У него тоже свой «Пушкинский центр». Этим он и отличается от всей критической братии — «академиков», держателей журналов, предводителей кланов, членов жюри, литературных дам, берущихся всему дать свою оценку…
Писатель Рассадин прекрасно одинок и ни на кого не похож, со своей системной требовательностью, железной неуступчивостью, стойкими принципами. Он помнит, в какой литературе живёт и счастливо трудится, остро видит, кто есть кто, и никому не делает скидок. Ни друзьям, которых осталось немного. Ни врагам, которых хватало всегда.
В каком жанре он пишет?

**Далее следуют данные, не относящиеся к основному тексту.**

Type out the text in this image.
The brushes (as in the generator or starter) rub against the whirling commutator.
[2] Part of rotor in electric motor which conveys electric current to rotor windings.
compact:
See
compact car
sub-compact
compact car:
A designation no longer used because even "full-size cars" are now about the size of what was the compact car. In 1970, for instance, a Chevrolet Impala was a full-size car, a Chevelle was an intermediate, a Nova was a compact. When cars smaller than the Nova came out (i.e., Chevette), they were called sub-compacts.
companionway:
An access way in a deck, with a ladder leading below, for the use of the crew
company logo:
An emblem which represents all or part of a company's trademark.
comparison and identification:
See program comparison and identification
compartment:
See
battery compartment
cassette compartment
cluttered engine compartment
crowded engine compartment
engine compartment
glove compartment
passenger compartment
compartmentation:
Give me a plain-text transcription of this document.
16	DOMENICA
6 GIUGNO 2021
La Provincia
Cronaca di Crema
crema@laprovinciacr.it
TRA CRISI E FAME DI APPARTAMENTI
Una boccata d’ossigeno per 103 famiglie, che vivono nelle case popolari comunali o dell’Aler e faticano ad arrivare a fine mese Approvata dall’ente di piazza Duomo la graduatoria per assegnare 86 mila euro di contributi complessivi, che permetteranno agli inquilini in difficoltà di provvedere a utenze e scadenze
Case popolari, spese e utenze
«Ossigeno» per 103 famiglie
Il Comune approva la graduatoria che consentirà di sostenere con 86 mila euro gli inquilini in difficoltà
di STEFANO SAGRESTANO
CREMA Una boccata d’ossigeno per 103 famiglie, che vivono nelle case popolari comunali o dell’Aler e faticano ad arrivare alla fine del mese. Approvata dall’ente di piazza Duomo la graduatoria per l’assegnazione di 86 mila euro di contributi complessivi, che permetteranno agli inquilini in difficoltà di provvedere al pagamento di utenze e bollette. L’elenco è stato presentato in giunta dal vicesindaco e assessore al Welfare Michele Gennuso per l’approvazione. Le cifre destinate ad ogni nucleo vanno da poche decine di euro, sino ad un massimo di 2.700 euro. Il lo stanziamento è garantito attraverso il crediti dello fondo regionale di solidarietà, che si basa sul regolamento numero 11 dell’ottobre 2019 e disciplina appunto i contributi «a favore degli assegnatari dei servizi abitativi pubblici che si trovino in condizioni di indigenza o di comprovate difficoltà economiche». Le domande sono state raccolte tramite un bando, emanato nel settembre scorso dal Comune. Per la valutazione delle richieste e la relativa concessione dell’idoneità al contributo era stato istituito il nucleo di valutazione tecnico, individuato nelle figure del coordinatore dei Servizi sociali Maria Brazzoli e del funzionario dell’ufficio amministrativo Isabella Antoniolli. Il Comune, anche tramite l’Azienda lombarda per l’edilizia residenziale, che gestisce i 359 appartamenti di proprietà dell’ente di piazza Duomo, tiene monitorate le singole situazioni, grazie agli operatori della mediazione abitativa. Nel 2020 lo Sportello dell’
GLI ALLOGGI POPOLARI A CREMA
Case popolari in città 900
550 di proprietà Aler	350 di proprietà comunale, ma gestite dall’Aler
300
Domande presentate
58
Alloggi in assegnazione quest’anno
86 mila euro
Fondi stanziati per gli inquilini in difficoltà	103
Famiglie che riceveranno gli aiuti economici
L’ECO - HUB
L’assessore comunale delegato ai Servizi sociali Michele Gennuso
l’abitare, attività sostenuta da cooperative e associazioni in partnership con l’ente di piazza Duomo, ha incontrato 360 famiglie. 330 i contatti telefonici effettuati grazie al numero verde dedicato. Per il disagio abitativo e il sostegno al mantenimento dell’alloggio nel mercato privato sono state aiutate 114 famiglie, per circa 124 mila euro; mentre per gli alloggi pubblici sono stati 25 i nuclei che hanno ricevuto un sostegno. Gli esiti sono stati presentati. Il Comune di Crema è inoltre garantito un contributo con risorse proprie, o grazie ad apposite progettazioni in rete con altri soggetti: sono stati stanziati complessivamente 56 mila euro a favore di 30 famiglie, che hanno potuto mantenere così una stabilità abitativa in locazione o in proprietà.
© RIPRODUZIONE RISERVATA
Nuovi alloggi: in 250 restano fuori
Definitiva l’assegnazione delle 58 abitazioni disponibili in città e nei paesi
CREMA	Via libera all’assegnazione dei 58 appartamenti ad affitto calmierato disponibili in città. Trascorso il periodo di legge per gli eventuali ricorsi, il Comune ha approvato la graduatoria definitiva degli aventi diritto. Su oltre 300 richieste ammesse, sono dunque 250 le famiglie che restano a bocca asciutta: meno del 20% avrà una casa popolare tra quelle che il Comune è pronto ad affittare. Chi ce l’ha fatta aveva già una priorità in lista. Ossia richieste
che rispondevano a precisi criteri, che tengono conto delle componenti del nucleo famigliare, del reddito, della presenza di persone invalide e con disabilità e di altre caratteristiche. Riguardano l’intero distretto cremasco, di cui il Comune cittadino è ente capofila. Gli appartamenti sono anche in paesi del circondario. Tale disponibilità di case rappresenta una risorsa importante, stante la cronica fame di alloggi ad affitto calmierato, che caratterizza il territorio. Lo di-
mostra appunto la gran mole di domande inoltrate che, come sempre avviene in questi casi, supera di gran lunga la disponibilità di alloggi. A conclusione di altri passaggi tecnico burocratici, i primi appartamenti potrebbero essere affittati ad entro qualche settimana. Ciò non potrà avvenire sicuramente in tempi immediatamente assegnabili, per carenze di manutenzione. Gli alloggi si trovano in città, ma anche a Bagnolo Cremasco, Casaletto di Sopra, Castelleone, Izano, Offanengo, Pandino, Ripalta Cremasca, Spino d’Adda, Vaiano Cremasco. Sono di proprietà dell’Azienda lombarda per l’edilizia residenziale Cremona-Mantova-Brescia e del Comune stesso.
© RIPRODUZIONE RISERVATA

Острая аналитика, неожиданные соотношения, новые углы зрения, резкие сближения и мощные отталкивания, отрывки воспоминаний, классика как современность и современность, испытанная классикой. Литература как сама жизнь. Жизнь в литературе. Литература и жизнь. Время, времечко, времена. Эпохи. «Заметки Стародума». «Голос из арьергарда». «Почти учебник»... В этом «почти» всё и дело. Потому что его голос ничему не учит и напоминает о будущем.